Evidence for combs (principally, or so it appears, of Types 5 and 6) and their manufacture have been recovered from the late 8th to early 11th-century settlement and trading site of Janów Pomorski (Truso) (Jagodziński 2009; Jagodziński and Kasprzycka 1991), but we await full publication of the excavations and artefactual corpus. Elsewhere in northern Poland, comb collections from (inter alia) Szczecin, Kolobrzeg, Wolin, and Gdansk are well studied. Cnotliwy's work divides these combs into a number of small morphological classes, often along lines different from those used here, but it is nonetheless clear that our Types 5, 6, 7, and 8 are present at these sites in early (8th- to 11th-century) phases, followed by Types 9 and 13 from the later 10th and 11th centuries. Type 14a seems a persistent occurrence for a period centred on the 11th and 12th centuries. Some of these combs may have been imported, but Cnotliwy argues that a large proportion are local manufactures, and there is substantial evidence for production at settlements and urban centres between the 9th and 15th centuries (in particular at Wolin, Kolobrzeg, and Gdansk (Cnotliwy 1973, 314).

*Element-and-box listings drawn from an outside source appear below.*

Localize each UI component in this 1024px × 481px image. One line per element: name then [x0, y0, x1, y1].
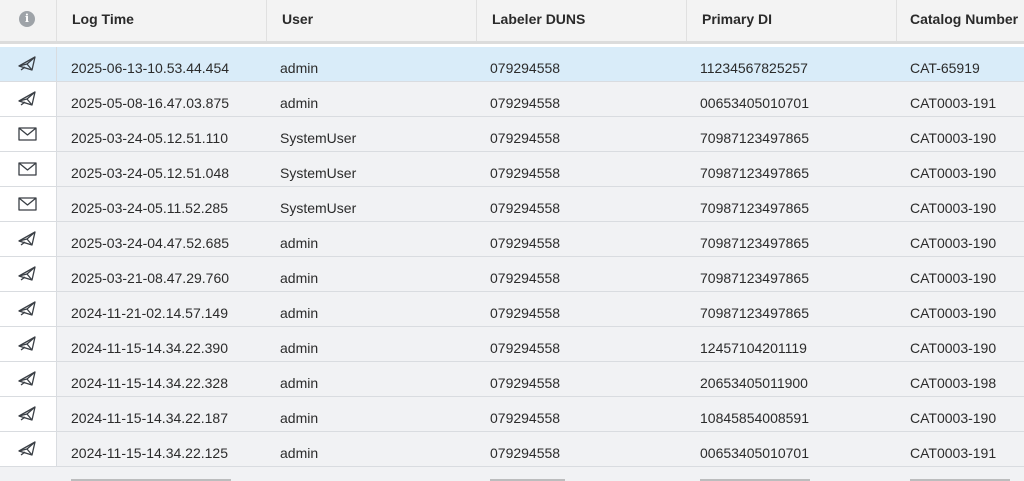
cell-primary-di: 11234567825257: [700, 60, 808, 76]
cell-user: admin: [280, 445, 319, 461]
cell-user: SystemUser: [280, 200, 357, 216]
cell-primary-di: 70987123497865: [700, 200, 810, 216]
cell-log-time: 2025-03-21-08.47.29.760: [71, 270, 230, 286]
table-row[interactable]: 2024-11-21-02.14.57.149 admin 079294558 709…: [0, 292, 1024, 327]
cell-catalog-number: CAT0003-190: [910, 410, 997, 426]
cell-log-time: 2025-03-24-05.12.51.110: [71, 130, 228, 146]
cell-log-time: 2024-11-15-14.34.22.390: [71, 340, 228, 356]
cell-labeler-duns: 079294558: [490, 165, 561, 181]
cell-primary-di: 10845854008591: [700, 410, 810, 426]
cell-labeler-duns: 079294558: [490, 60, 561, 76]
cell-labeler-duns: 079294558: [490, 270, 561, 286]
table-row[interactable]: 2024-11-15-14.34.22.390 admin 079294558 124…: [0, 327, 1024, 362]
cell-primary-di: 12457104201119: [700, 340, 807, 356]
cell-primary-di: 70987123497865: [700, 235, 810, 251]
header-user[interactable]: User: [267, 0, 477, 41]
cell-catalog-number: CAT0003-191: [910, 95, 997, 111]
header-info-cell[interactable]: i: [0, 0, 57, 41]
cell-primary-di: 70987123497865: [700, 305, 810, 321]
cell-log-time: 2024-11-15-14.34.22.125: [71, 445, 228, 461]
row-status-cell[interactable]: [0, 362, 57, 396]
table-row[interactable]: 2024-11-15-14.34.22.187 admin 079294558 108…: [0, 397, 1024, 432]
table-row[interactable]: 2025-03-24-05.12.51.110 SystemUser 0792945…: [0, 117, 1024, 152]
cell-primary-di: 70987123497865: [700, 270, 810, 286]
cell-catalog-number: CAT-65919: [910, 60, 980, 76]
cell-primary-di: 70987123497865: [700, 130, 810, 146]
cell-user: admin: [280, 305, 319, 321]
partial-row: [0, 467, 1024, 481]
row-status-cell[interactable]: [0, 292, 57, 326]
cell-user: admin: [280, 340, 319, 356]
table-row[interactable]: 2025-03-24-05.11.52.285 SystemUser 0792945…: [0, 187, 1024, 222]
table-row[interactable]: 2025-06-13-10.53.44.454 admin 079294558 112…: [0, 47, 1024, 82]
row-status-cell[interactable]: [0, 187, 57, 221]
row-status-cell[interactable]: [0, 222, 57, 256]
cell-catalog-number: CAT0003-190: [910, 130, 997, 146]
cell-primary-di: 70987123497865: [700, 165, 810, 181]
table-row[interactable]: 2025-05-08-16.47.03.875 admin 079294558 006…: [0, 82, 1024, 117]
cell-catalog-number: CAT0003-190: [910, 340, 997, 356]
cell-log-time: 2024-11-15-14.34.22.328: [71, 375, 228, 391]
grid-header: i Log Time User Labeler DUNS Primary DI …: [0, 0, 1024, 44]
row-status-cell[interactable]: [0, 152, 57, 186]
cell-labeler-duns: 079294558: [490, 340, 561, 356]
row-status-cell[interactable]: [0, 257, 57, 291]
cell-user: admin: [280, 60, 319, 76]
row-status-cell[interactable]: [0, 82, 57, 116]
header-log-time[interactable]: Log Time: [57, 0, 267, 41]
cell-log-time: 2024-11-15-14.34.22.187: [71, 410, 228, 426]
cell-labeler-duns: 079294558: [490, 305, 561, 321]
cell-user: SystemUser: [280, 130, 357, 146]
table-row[interactable]: 2024-11-15-14.34.22.328 admin 079294558 206…: [0, 362, 1024, 397]
row-status-cell[interactable]: [0, 117, 57, 151]
cell-catalog-number: CAT0003-190: [910, 270, 997, 286]
row-status-cell[interactable]: [0, 432, 57, 466]
info-icon[interactable]: i: [19, 11, 35, 27]
cell-labeler-duns: 079294558: [490, 200, 561, 216]
cell-catalog-number: CAT0003-190: [910, 165, 997, 181]
header-primary-di[interactable]: Primary DI: [687, 0, 897, 41]
cell-user: admin: [280, 410, 319, 426]
row-status-cell[interactable]: [0, 327, 57, 361]
cell-log-time: 2025-06-13-10.53.44.454: [71, 60, 230, 76]
header-labeler-duns[interactable]: Labeler DUNS: [477, 0, 687, 41]
cell-primary-di: 00653405010701: [700, 445, 810, 461]
cell-catalog-number: CAT0003-190: [910, 200, 997, 216]
table-row[interactable]: 2025-03-21-08.47.29.760 admin 079294558 709…: [0, 257, 1024, 292]
cell-labeler-duns: 079294558: [490, 95, 561, 111]
cell-catalog-number: CAT0003-198: [910, 375, 997, 391]
table-row[interactable]: 2024-11-15-14.34.22.125 admin 079294558 006…: [0, 432, 1024, 467]
cell-labeler-duns: 079294558: [490, 235, 561, 251]
cell-user: admin: [280, 235, 319, 251]
cell-primary-di: 20653405011900: [700, 375, 808, 391]
cell-user: SystemUser: [280, 165, 357, 181]
table-row[interactable]: 2025-03-24-05.12.51.048 SystemUser 0792945…: [0, 152, 1024, 187]
cell-catalog-number: CAT0003-191: [910, 445, 997, 461]
cell-labeler-duns: 079294558: [490, 375, 561, 391]
cell-labeler-duns: 079294558: [490, 130, 561, 146]
header-catalog-number[interactable]: Catalog Number: [897, 0, 1024, 41]
cell-log-time: 2025-03-24-05.12.51.048: [71, 165, 230, 181]
cell-log-time: 2025-05-08-16.47.03.875: [71, 95, 230, 111]
cell-catalog-number: CAT0003-190: [910, 235, 997, 251]
cell-user: admin: [280, 95, 319, 111]
cell-log-time: 2025-03-24-04.47.52.685: [71, 235, 230, 251]
row-status-cell[interactable]: [0, 47, 57, 81]
cell-primary-di: 00653405010701: [700, 95, 810, 111]
cell-log-time: 2025-03-24-05.11.52.285: [71, 200, 228, 216]
table-row[interactable]: 2025-03-24-04.47.52.685 admin 079294558 709…: [0, 222, 1024, 257]
row-status-cell[interactable]: [0, 397, 57, 431]
cell-catalog-number: CAT0003-190: [910, 305, 997, 321]
cell-user: admin: [280, 375, 319, 391]
cell-labeler-duns: 079294558: [490, 410, 561, 426]
cell-log-time: 2024-11-21-02.14.57.149: [71, 305, 228, 321]
cell-labeler-duns: 079294558: [490, 445, 561, 461]
cell-user: admin: [280, 270, 319, 286]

It is worth stopping to consider in a little more detail the important early medieval trading site of Wolin. Here, combs from the 10th and 11th centuries include Types 6, 7 and 8a/b (see Cnotliwy 1956). Ideally, this collection would be revisited, taking into account more recently excavated material, but on the basis of the published data, Type 5 combs appear to be less well represented than Types 6-8b. This is to be expected, given current thinking regarding Wolin's relatively late development into a significant player on the European stage (e.g. Sindbaek 2006). One may also note that the 10th-century levels included a number of Type 8 combs, rather than being dominated by Type 9, as we see in later Viking-Age contexts from the towns north of the Baltic Sea.